The ACA was one of the most conservative ways to reform the US healthcare system: more conservative than Hillary Clinton’s original single-payer proposal, more conservative than President Obama’s public option proposal, more conservative, dare I say it, than Paul Ryan’s radically laissez-faire voucher proposal. I mean that in sense of Edmund Burke, the iconic 18th-century British Whig whose philosophical treatises are at the core of traditional conservative thought. Burke, who valued slow and measured incremental change to society’s institutions and a general belief in the power of tradition and habit, would have likely, in my opinion, supported the gradualism of expanding Medicaid rather than the libertarian radicalism of Congressman Paul Ryan’s alternative health voucher proposal. For better or worse, social welfare programs like Medicare and Medicaid have become American “tradition and habit,” and our society is more stable when we choose to thoughtfully reform these institutions than to slash them in favor of whole new ones.
Now if Burke dominates in the old elite circles of the Republican Party, Ayn Rand’s selfish rationalism is the guiding light for the thinking grassroots activists now flooding the party. The libertarians who favor her opposed the individual mandate as unconstitutional in 1993 when it was first proposed, and they’ve hardly changed their tune. They’ve gained more strength in a political environment with a pragmatic Democrat president eager to compromise. President Obama’s proposals appeal to Burkean conservatives who don’t have a knee-jerk negative reaction to any government action. The fact that the ACA’s gradualism appealed to Burkean conservatives and its deficit neutrality appealed to fiscal conservatives is not enough to counter intra-party inertia toward libertarianism, the most effective ground from which to attack the president they so direly want to defeat.
Of course, much of the Tea Party’s death panel and socialism rhetoric and similar statements not worth repeating have been thoroughly refuted in many forums, but I’d like to shine light on a more substantive libertarian argument: that the ACA limits our freedom.
Hong Kong, the top nation on the Heritage Foundation’s Economic Freedom Index, might be the best counter-argument.
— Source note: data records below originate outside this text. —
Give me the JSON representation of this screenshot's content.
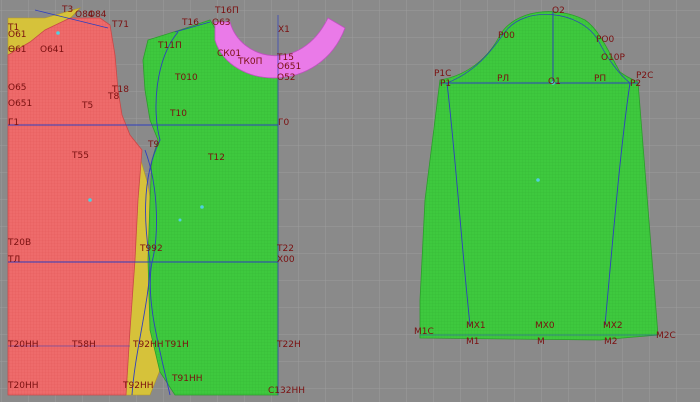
{
  "colors": {
    "background": "#8a8a8a",
    "grid": "#9c9c9c",
    "back_piece": "#ee6b6b",
    "front_piece": "#3ec93e",
    "sleeve_piece": "#3ec93e",
    "yellow_piece": "#d6c23a",
    "facing_piece": "#ea7ae8",
    "line": "#2e3fbf",
    "label": "#7a1010",
    "point": "#4fd0e0"
  },
  "bodice_labels": {
    "t1": "T1",
    "t3": "T3",
    "o84": "О84",
    "o84b": "О84",
    "t71": "Т71",
    "t16": "Т16",
    "t16p": "Т16П",
    "x1": "Х1",
    "o61": "О61",
    "o61b": "Ө61",
    "o641": "О641",
    "t11p": "Т11П",
    "o63": "О63",
    "ck01": "СК01",
    "tkop": "ТК0П",
    "t15": "Т15",
    "o651": "О651",
    "o52": "О52",
    "t18": "Т18",
    "t8": "Т8",
    "o65": "О65",
    "t010": "Т010",
    "o651b": "О651",
    "t5": "Т5",
    "t10": "Т10",
    "g1": "Г1",
    "g0": "Г0",
    "t9": "Т9",
    "t55": "Т55",
    "t12": "Т12",
    "t20b": "Т20В",
    "t92": "Т992",
    "t22": "Т22",
    "tl": "ТЛ",
    "x00": "Х00",
    "t20h": "Т20НН",
    "t58h": "Т58Н",
    "t92h": "Т92НН",
    "t91h": "Т91Н",
    "t22h": "Т22Н",
    "t20hh": "Т20НН",
    "t92hh": "Т92НН",
    "t91hh": "Т91НН",
    "c32hh": "С132НН"
  },
  "sleeve_labels": {
    "o2": "О2",
    "p00": "Р00",
    "po0": "РО0",
    "o10p": "О10Р",
    "p1c": "Р1С",
    "p1": "Р1",
    "pl": "РЛ",
    "o1": "О1",
    "pp": "РП",
    "p2": "Р2",
    "p2c": "Р2С",
    "m1c": "М1С",
    "mx1": "МХ1",
    "mx0": "МХ0",
    "mx2": "МХ2",
    "m2c": "М2С",
    "m1": "М1",
    "m": "М",
    "m2": "М2"
  }
}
Its healthcare system is primarily publicly funded, very efficient, and hardly interferes with the laudable low-regulation libertarian policies that have made it a beacon of prosperity in Asia.
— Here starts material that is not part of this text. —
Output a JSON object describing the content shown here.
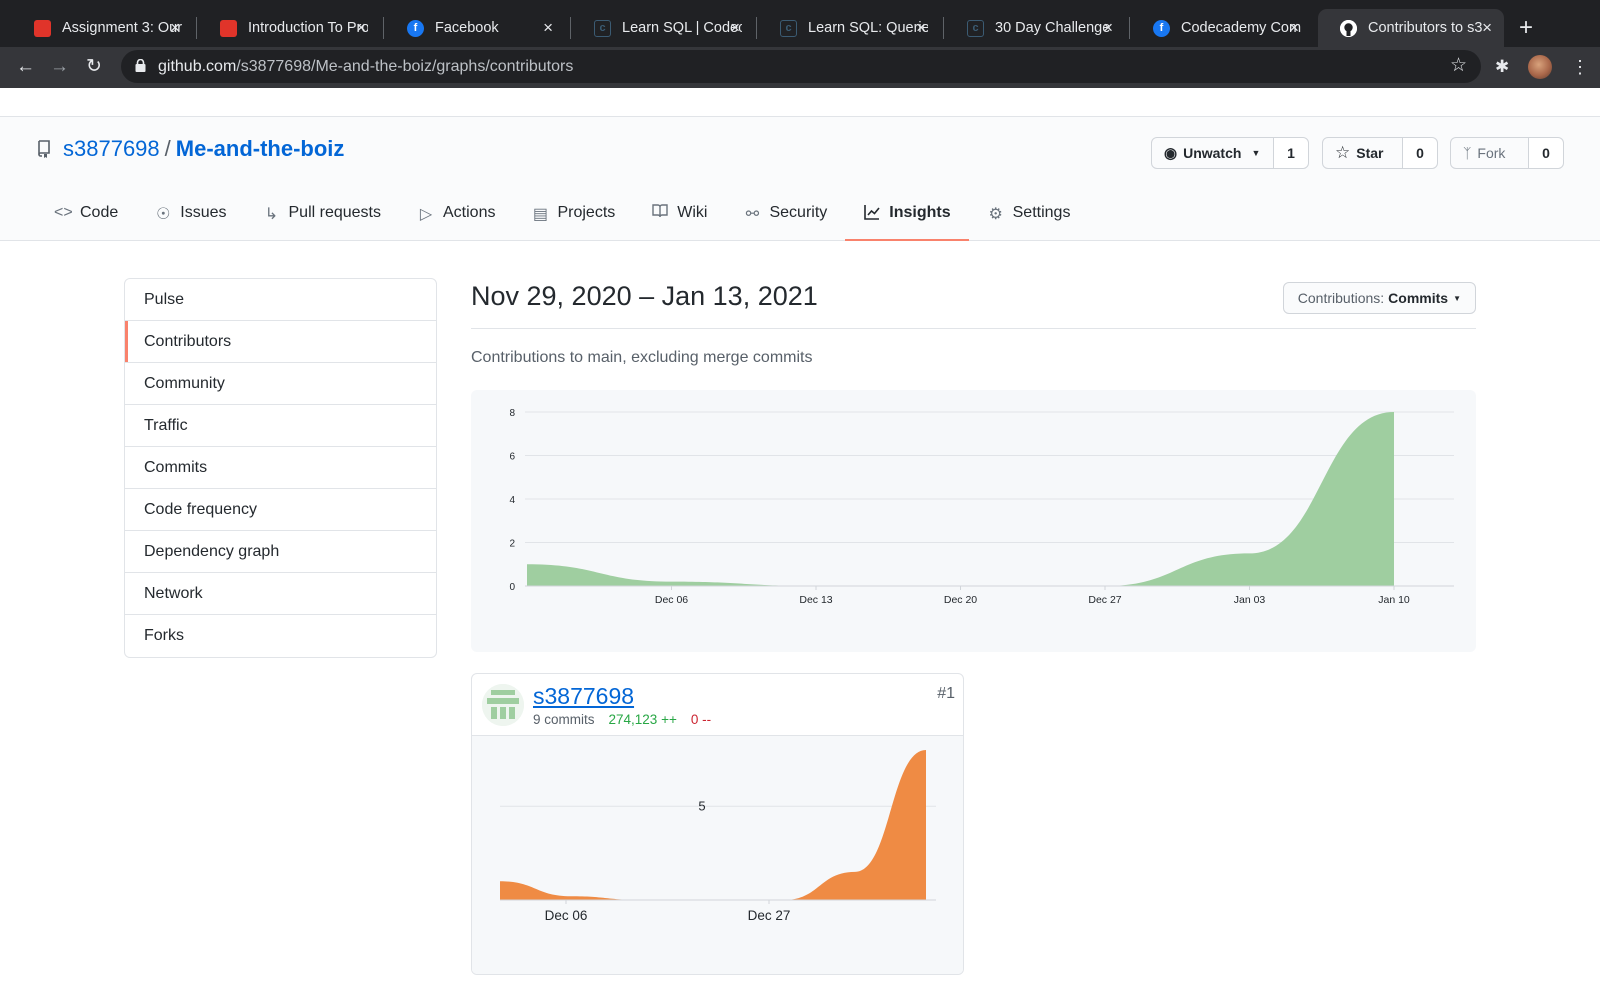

The next nine nations on Heritage’s list are Singapore (government-run universal healthcare), Australia (free universal healthcare), New Zealand (mixed public-private system), Switzerland (individual mandate), Canada (single-payer system), Chile, Mauritius, Ireland (two-tiered public-private system), and the United States (individual mandate by 2014).
How can economically freer nations than the US also be more “socialist?”